By Adam Goldstein, President & COO, Royal Caribbean Cruises LTD
This is intended as the first in a series of relatively easy to accomplish tasks that remarkably few aspiring managers actually accomplish with regularity. Doing these things doesn’t guarantee success in climbing the corporate ladder. But they don’t hurt and it’s likely they’ll help. It’s up to you.
I would have written this even if I hadn’t just watched the amazing Wimbledon final between Novak Djokovic and Roger Federer. But that remarkable match reflected what was on my mind. With all the ups and downs and twists and turns in business life, it is essential to keep your head in the game and stay focused on what you need to do. While the two tennis champions did that for four hours, in business you need to do that for days, weeks, months, years.
In business you never are operating on a complete set of information. This uncertainty pervades your interaction with the market, your understanding of your competitors and your relationships with supervisors, subordinates and peers.

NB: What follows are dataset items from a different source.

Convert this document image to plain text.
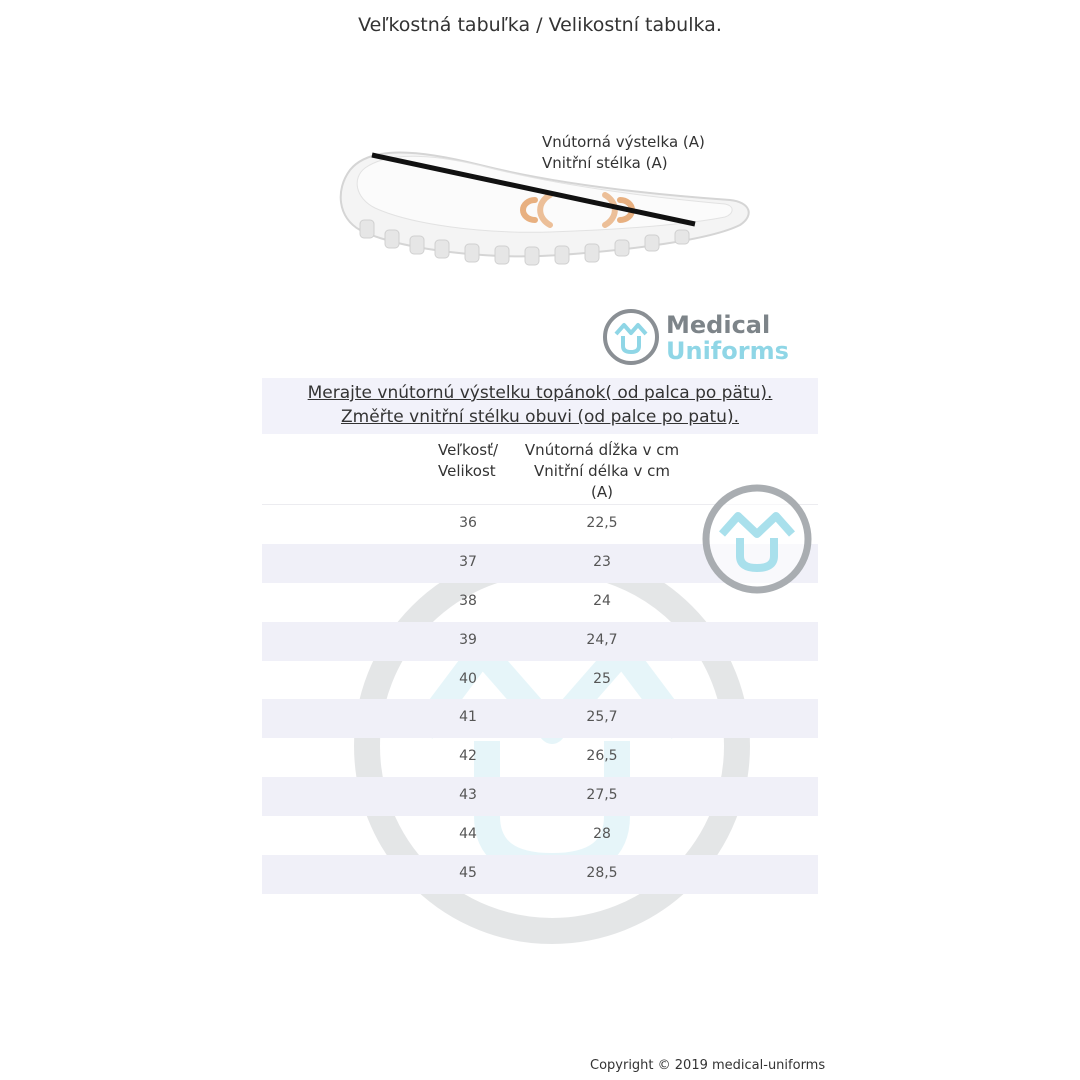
Veľkostná tabuľka / Velikostní tabulka.
Vnútorná výstelka (A)
Vnitřní stélka (A)
Medical
Uniforms
Merajte vnútornú výstelku topánok( od palca po pätu).
Změřte vnitřní stélku obuvi (od palce po patu).
Veľkosť/
Velikost
Vnútorná dĺžka v cm
Vnitřní délka v cm
(A)
36	22,5
37	23
38	24
39	24,7
40	25
41	25,7
42	26,5
43	27,5
44	28
45	28,5
Copyright © 2019 medical-uniforms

By staying focused on your objectives and how to execute against them, you maximize your chances for success in any endeavor. You cannot expect to glean every relevant insight but even one or two more might make a difference to your results and your career.
In an age where allegedly most young people do not expect to have long careers with their present employers, it stands to reason that the normal distractions will have even greater impact. As soon as things begin to go differently than you have planned, why not start considering alternatives to your present situation? Well, for one thing, the business world is full of adversity and challenges everywhere, because people and uncertainty are everywhere. It’s unlikely there is another place that is just magical all the time.
Another reason is that as senior executives we value up and comers who demonstrate resilience like the tennis champions display on championship Sunday. While we might look for rising stars who only ever rise, a more likely scenario is rising stars who encounter and have to overcome obstacles along the way. That scenario is not only more realistic but in all probability a better preparation for success at the top.
Of course, there are a lot of valid reasons for someone to move on in their career. Perseverance for its own sake is likely to be career limiting in its own way. My point is that before you pull the trigger on a decision to change course, ask yourself if you really have probed your current situation for all of its potential and if you have been focused on the critical success factors or for whatever reason distracted. You may find there’s more opportunity right in front of you than you had perceived.